For many patients undergoing surgery or receiving care in the ICU, keeping circulation stable is critical, yet clinicians often lack continuous, reliable insight into real time blood flow. Today, hemodynamic monitoring relies on intermittent tools like echocardiography or invasive lines such as arterial catheters and pulmonary artery catheters. These methods are either operator dependent, episodic, or carry meaningful risk and cost. As a result, early signs of circulatory instability - such as evolving shock or poor perfusion - can be missed or detected too late. This can lead to delayed treatment, imprecise fluid management, longer ICU stays, and avoidable complications.
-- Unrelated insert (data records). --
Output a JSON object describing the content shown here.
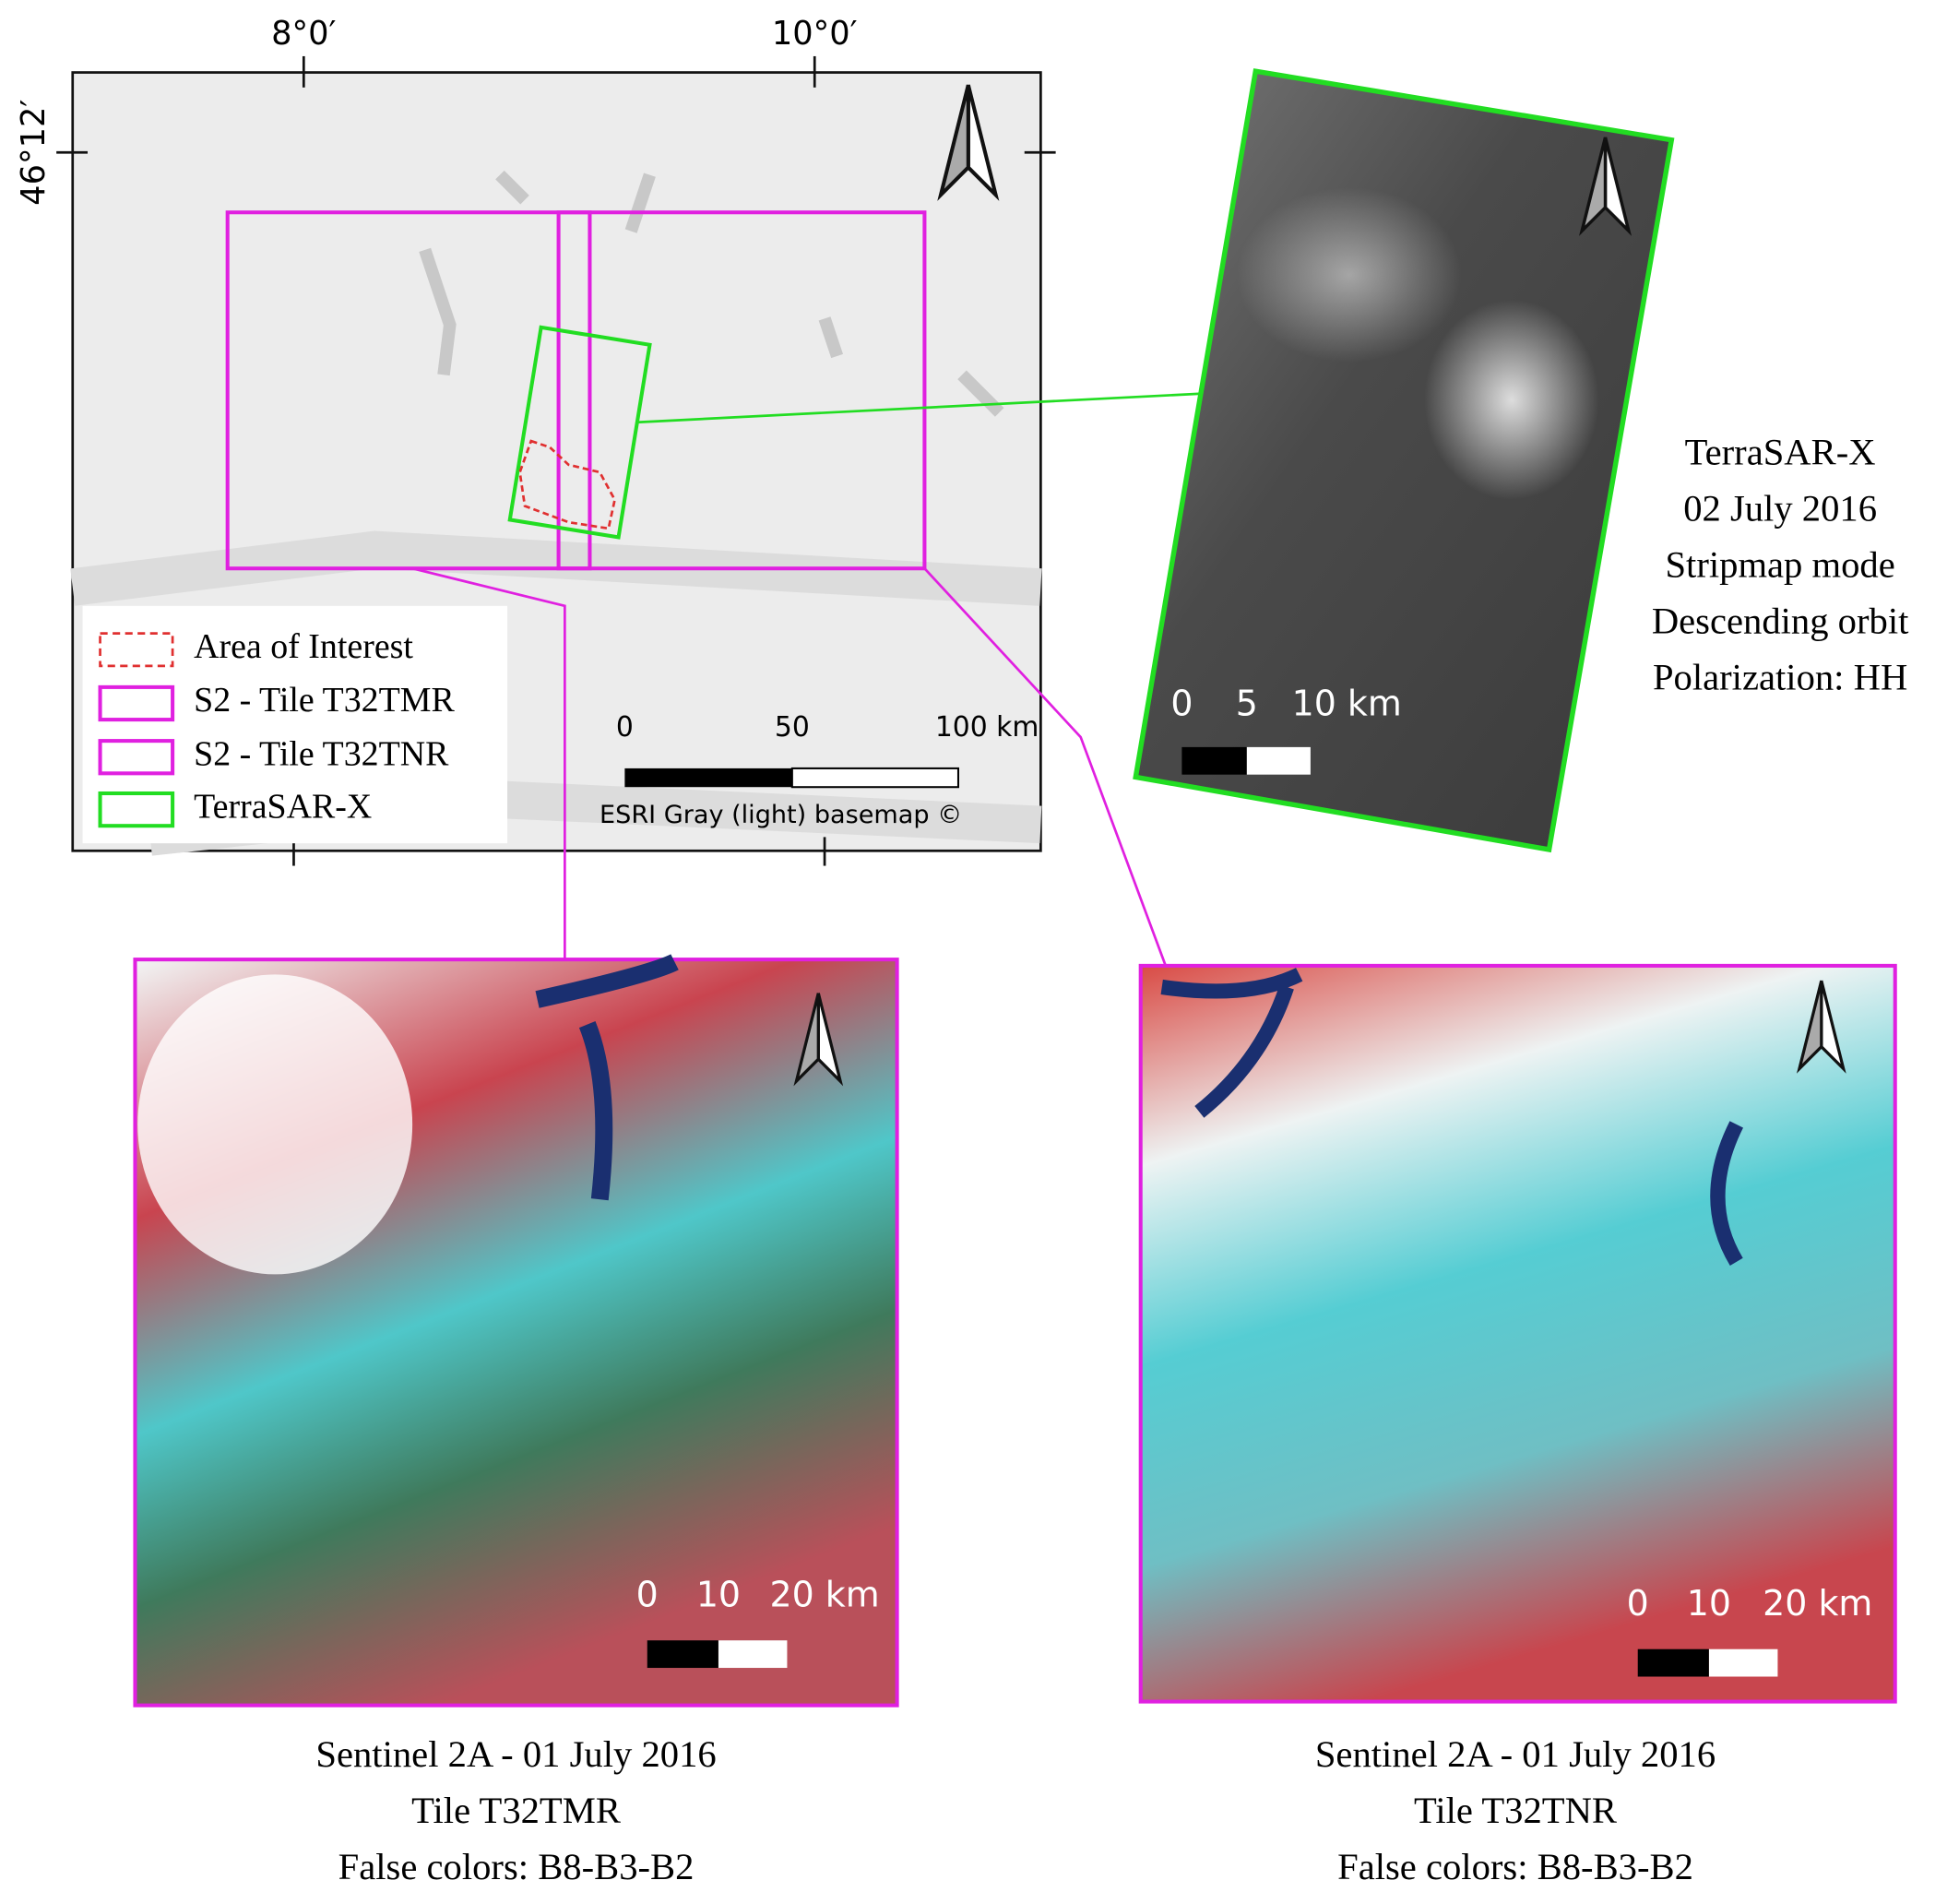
{
  "main_map": {
    "coordinates": {
      "top": [
        "8°0′",
        "10°0′"
      ],
      "left": "46°12′"
    },
    "legend": [
      "Area of Interest",
      "S2 - Tile T32TMR",
      "S2 - Tile T32TNR",
      "TerraSAR-X"
    ],
    "scale_bar": [
      "0",
      "50",
      "100 km"
    ],
    "attribution": "ESRI Gray (light) basemap ©"
  },
  "terrasar": {
    "scale_bar": [
      "0",
      "5",
      "10 km"
    ],
    "caption": [
      "TerraSAR-X",
      "02 July 2016",
      "Stripmap mode",
      "Descending orbit",
      "Polarization: HH"
    ]
  },
  "sentinel_tmr": {
    "scale_bar": [
      "0",
      "10",
      "20 km"
    ],
    "caption": [
      "Sentinel 2A - 01 July 2016",
      "Tile T32TMR",
      "False colors: B8-B3-B2"
    ]
  },
  "sentinel_tnr": {
    "scale_bar": [
      "0",
      "10",
      "20 km"
    ],
    "caption": [
      "Sentinel 2A - 01 July 2016",
      "Tile T32TNR",
      "False colors: B8-B3-B2"
    ]
  }
}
In short, there is a gap between the need for continuous hemodynamic insight and the practicality of obtaining it safely and consistently in high acuity settings.


Opportunity

We propose a Doppler based ultrasound module integrated directly into the endotracheal tube to enable continuous, operator independent hemodynamic monitoring in mechanically ventilated patients. By embedding a miniaturized transducer at the airway vascular interface, the device captures real time blood flow signals from major intrathoracic vessels without requiring additional invasive procedures or workflow changes. Because endotracheal tubes are already standard in ventilated patients, this approach turns an existing device into a continuous monitoring platform. The system would give clinicians ongoing visibility into circulatory trends, enabling earlier detection of instability, more precise fluid and vasopressor management, and more informed bedside decisions. The goal is to make continuous hemodynamic monitoring safer, simpler, and easier to scale in both surgical and critical care settings.